Dışişleri açıklaması şöyle,

“Bugün Avrupa Birliği’nin Kıbrıs Türk Halkına yaptığı haksızlığın ve tarihi hatanın yirminci yıldönümüdür.

Bilindiği üzere, 1 Mayıs 2004 tarihinde Birleşmiş Milletler’in Kıbrıs konusuna kapsamlı çözüm bulma çabalarının sonuçsuz kalmasına sebep olan Güney Kıbrıs Rum Yönetimi (GKRY) hukuka aykırı ve tek taraflı olarak Avrupa Birliği’ne tam üye yapılmıştır. Avrupa Birliği, Ada’daki sorunun yanlı bir tarafı olmayı tercih etmiştir.

Ada’daki süregelen çıkmazın yegane sorumlusu hiç kuşkusuz, 24 Nisan 2004 tarihinde Kuzey ile Güney’de eş zamanlı ve ayrı ayrı yapılan referandumlarda Kıbrıs’ta iki ayrı kendi kaderini tayin hakkını haiz halk ve iki Devlet olduğu tescil edilmiş olmasına rağmen, uluslararası antlaşmaların yanı sıra, kendi temel ilke ve değerlerine aykırı bir şekilde, GKRY’ni koşulsuz olarak tam üyeliğe kabul eden Avrupa Birliği’dir.

Kıbrıs’taki her iki Halkın refahı taahhüdü ile yola çıkan Avrupa Birliği, Bakanlar Konseyi’nin 26 Nisan 2004’te Kıbrıs Türklerine yönelik ambargo ve izolasyonların kaldırılması yönünde aldığı kendi kararını uygulayamamış, üyelik dayanışması adı altında Rum yönetiminin esareti altına girmiş, hakkaniyetten uzaklaşmıştır.

Nitekim, Avrupa Birliği Komisyonu Başkanı Ursula von der Leyen’in son günlerde basına yansıyan açıklamaları da Avrupa Birliği yetkililerinin Kıbrıs Türk Halkını yok sayma hadsizliğiyle, Kıbrıs konusundaki maksimalist Rum tezlerinin savunuculuğunu yapan yanlı tutumunu alenen sergilemekten imtina etme gereği dahi duymadıklarını göstermektedir. Hal böyleyken, Avrupa Birliği’nin Ada’da çözümü savunduğunu iddia etmesi, ancak samimiyetsizliğinin bir tezahürüdür.

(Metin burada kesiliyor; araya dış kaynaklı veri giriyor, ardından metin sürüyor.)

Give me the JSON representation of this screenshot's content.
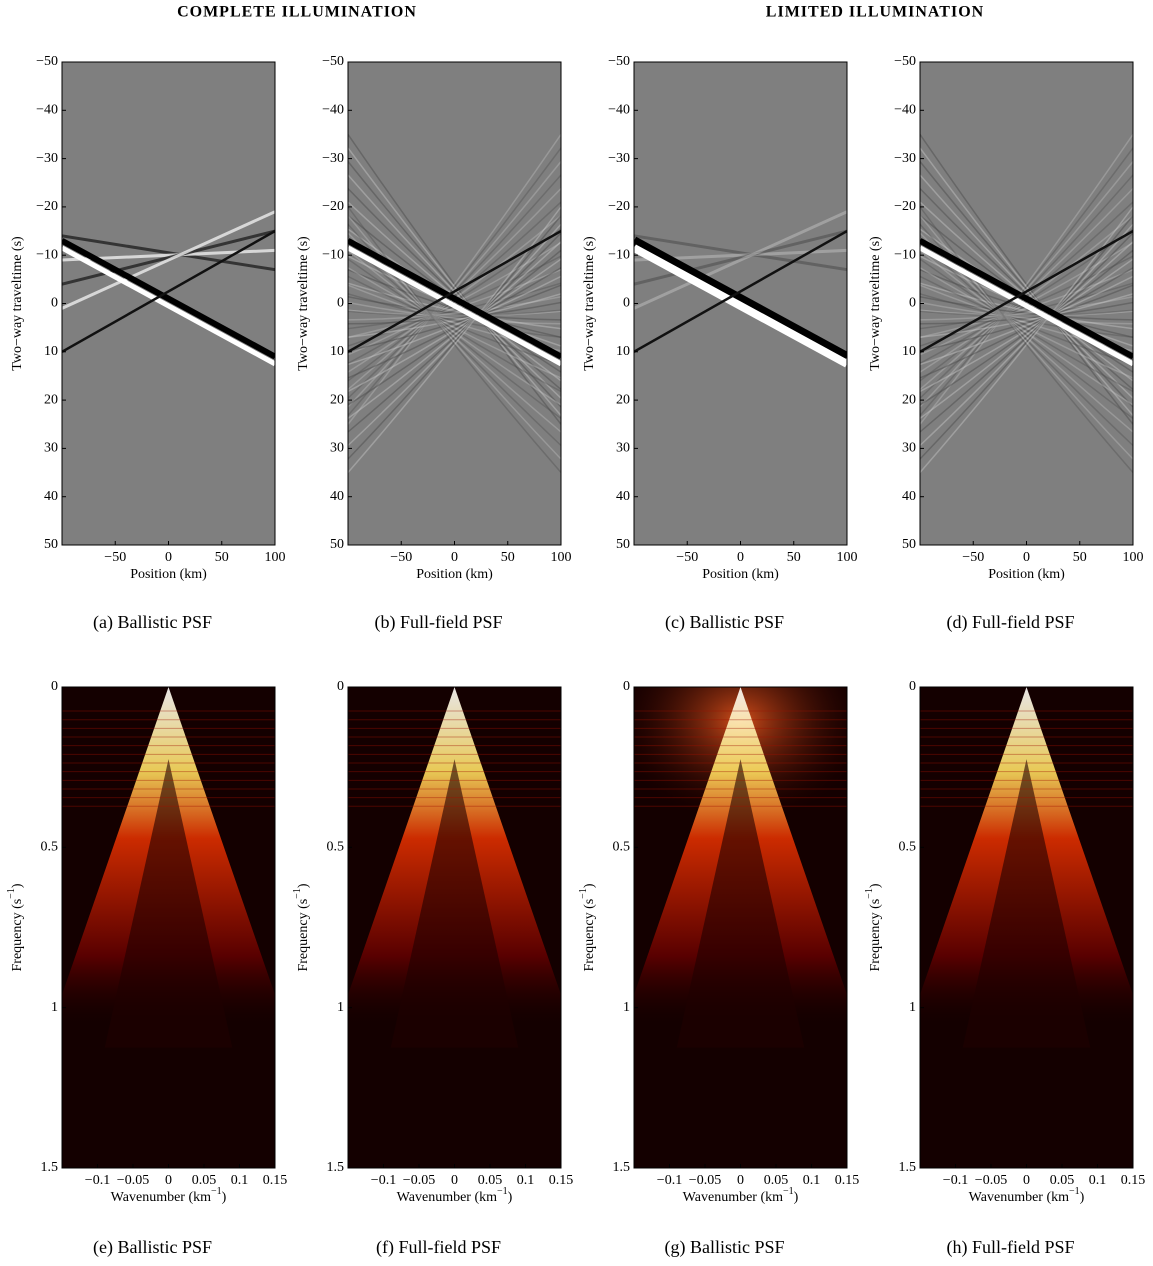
{
  "headers": [
    "COMPLETE ILLUMINATION",
    "LIMITED ILLUMINATION"
  ],
  "chart_data": [
    {
      "type": "image",
      "colormap": "gray",
      "caption": "(a) Ballistic PSF",
      "xlabel": "Position (km)",
      "ylabel": "Two−way traveltime (s)",
      "xlim": [
        -100,
        100
      ],
      "ylim": [
        -50,
        50
      ],
      "yreverse": true,
      "xticks": [
        {
          "value": -50,
          "label": "−50"
        },
        0,
        50,
        100
      ],
      "yticks": [
        {
          "value": -50,
          "label": "−50"
        },
        {
          "value": -40,
          "label": "−40"
        },
        {
          "value": -30,
          "label": "−30"
        },
        {
          "value": -20,
          "label": "−20"
        },
        {
          "value": -10,
          "label": "−10"
        },
        0,
        10,
        20,
        30,
        40,
        50
      ]
    },
    {
      "type": "image",
      "colormap": "gray",
      "caption": "(b) Full-field PSF",
      "xlabel": "Position (km)",
      "ylabel": "Two−way traveltime (s)",
      "xlim": [
        -100,
        100
      ],
      "ylim": [
        -50,
        50
      ],
      "yreverse": true,
      "xticks": [
        {
          "value": -50,
          "label": "−50"
        },
        0,
        50,
        100
      ],
      "yticks": [
        {
          "value": -50,
          "label": "−50"
        },
        {
          "value": -40,
          "label": "−40"
        },
        {
          "value": -30,
          "label": "−30"
        },
        {
          "value": -20,
          "label": "−20"
        },
        {
          "value": -10,
          "label": "−10"
        },
        0,
        10,
        20,
        30,
        40,
        50
      ]
    },
    {
      "type": "image",
      "colormap": "gray",
      "caption": "(c) Ballistic PSF",
      "xlabel": "Position (km)",
      "ylabel": "Two−way traveltime (s)",
      "xlim": [
        -100,
        100
      ],
      "ylim": [
        -50,
        50
      ],
      "yreverse": true,
      "xticks": [
        {
          "value": -50,
          "label": "−50"
        },
        0,
        50,
        100
      ],
      "yticks": [
        {
          "value": -50,
          "label": "−50"
        },
        {
          "value": -40,
          "label": "−40"
        },
        {
          "value": -30,
          "label": "−30"
        },
        {
          "value": -20,
          "label": "−20"
        },
        {
          "value": -10,
          "label": "−10"
        },
        0,
        10,
        20,
        30,
        40,
        50
      ]
    },
    {
      "type": "image",
      "colormap": "gray",
      "caption": "(d) Full-field PSF",
      "xlabel": "Position (km)",
      "ylabel": "Two−way traveltime (s)",
      "xlim": [
        -100,
        100
      ],
      "ylim": [
        -50,
        50
      ],
      "yreverse": true,
      "xticks": [
        {
          "value": -50,
          "label": "−50"
        },
        0,
        50,
        100
      ],
      "yticks": [
        {
          "value": -50,
          "label": "−50"
        },
        {
          "value": -40,
          "label": "−40"
        },
        {
          "value": -30,
          "label": "−30"
        },
        {
          "value": -20,
          "label": "−20"
        },
        {
          "value": -10,
          "label": "−10"
        },
        0,
        10,
        20,
        30,
        40,
        50
      ]
    },
    {
      "type": "image",
      "colormap": "hot",
      "caption": "(e) Ballistic PSF",
      "xlabel": {
        "text": "Wavenumber (km",
        "sup": "−1",
        "end": ")"
      },
      "ylabel": {
        "text": "Frequency (s",
        "sup": "−1",
        "end": ")"
      },
      "xlim": [
        -0.15,
        0.15
      ],
      "ylim": [
        0,
        1.5
      ],
      "yreverse": true,
      "xticks": [
        {
          "value": -0.1,
          "label": "−0.1"
        },
        {
          "value": -0.05,
          "label": "−0.05"
        },
        0,
        0.05,
        0.1,
        0.15
      ],
      "yticks": [
        0,
        0.5,
        1,
        1.5
      ]
    },
    {
      "type": "image",
      "colormap": "hot",
      "caption": "(f) Full-field PSF",
      "xlabel": {
        "text": "Wavenumber (km",
        "sup": "−1",
        "end": ")"
      },
      "ylabel": {
        "text": "Frequency (s",
        "sup": "−1",
        "end": ")"
      },
      "xlim": [
        -0.15,
        0.15
      ],
      "ylim": [
        0,
        1.5
      ],
      "yreverse": true,
      "xticks": [
        {
          "value": -0.1,
          "label": "−0.1"
        },
        {
          "value": -0.05,
          "label": "−0.05"
        },
        0,
        0.05,
        0.1,
        0.15
      ],
      "yticks": [
        0,
        0.5,
        1,
        1.5
      ]
    },
    {
      "type": "image",
      "colormap": "hot",
      "caption": "(g) Ballistic PSF",
      "xlabel": {
        "text": "Wavenumber (km",
        "sup": "−1",
        "end": ")"
      },
      "ylabel": {
        "text": "Frequency (s",
        "sup": "−1",
        "end": ")"
      },
      "xlim": [
        -0.15,
        0.15
      ],
      "ylim": [
        0,
        1.5
      ],
      "yreverse": true,
      "xticks": [
        {
          "value": -0.1,
          "label": "−0.1"
        },
        {
          "value": -0.05,
          "label": "−0.05"
        },
        0,
        0.05,
        0.1,
        0.15
      ],
      "yticks": [
        0,
        0.5,
        1,
        1.5
      ]
    },
    {
      "type": "image",
      "colormap": "hot",
      "caption": "(h) Full-field PSF",
      "xlabel": {
        "text": "Wavenumber (km",
        "sup": "−1",
        "end": ")"
      },
      "ylabel": {
        "text": "Frequency (s",
        "sup": "−1",
        "end": ")"
      },
      "xlim": [
        -0.15,
        0.15
      ],
      "ylim": [
        0,
        1.5
      ],
      "yreverse": true,
      "xticks": [
        {
          "value": -0.1,
          "label": "−0.1"
        },
        {
          "value": -0.05,
          "label": "−0.05"
        },
        0,
        0.05,
        0.1,
        0.15
      ],
      "yticks": [
        0,
        0.5,
        1,
        1.5
      ]
    }
  ]
}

 Kıbrıs Türk tarafı, geçmişten günümüze iyi niyetle müzakere masasında yerini almış ve gerekli tüm çabayı ortaya koymuş, ancak Avrupa Birliği’nin koşulsuz desteğini alan Kıbrıs Rum tarafının uzlaşmaz tutumu neticesinde tüm süreçler sonuçsuz kalmıştır. Avrupa Birliği, Kıbrıs Türk tarafının çözüm süreçlerindeki yapıcı tutumunu görmezden gelerek kendi ilkeleriyle çelişen taraflı ve haksız bir durum sergilemeye devam etmektedir.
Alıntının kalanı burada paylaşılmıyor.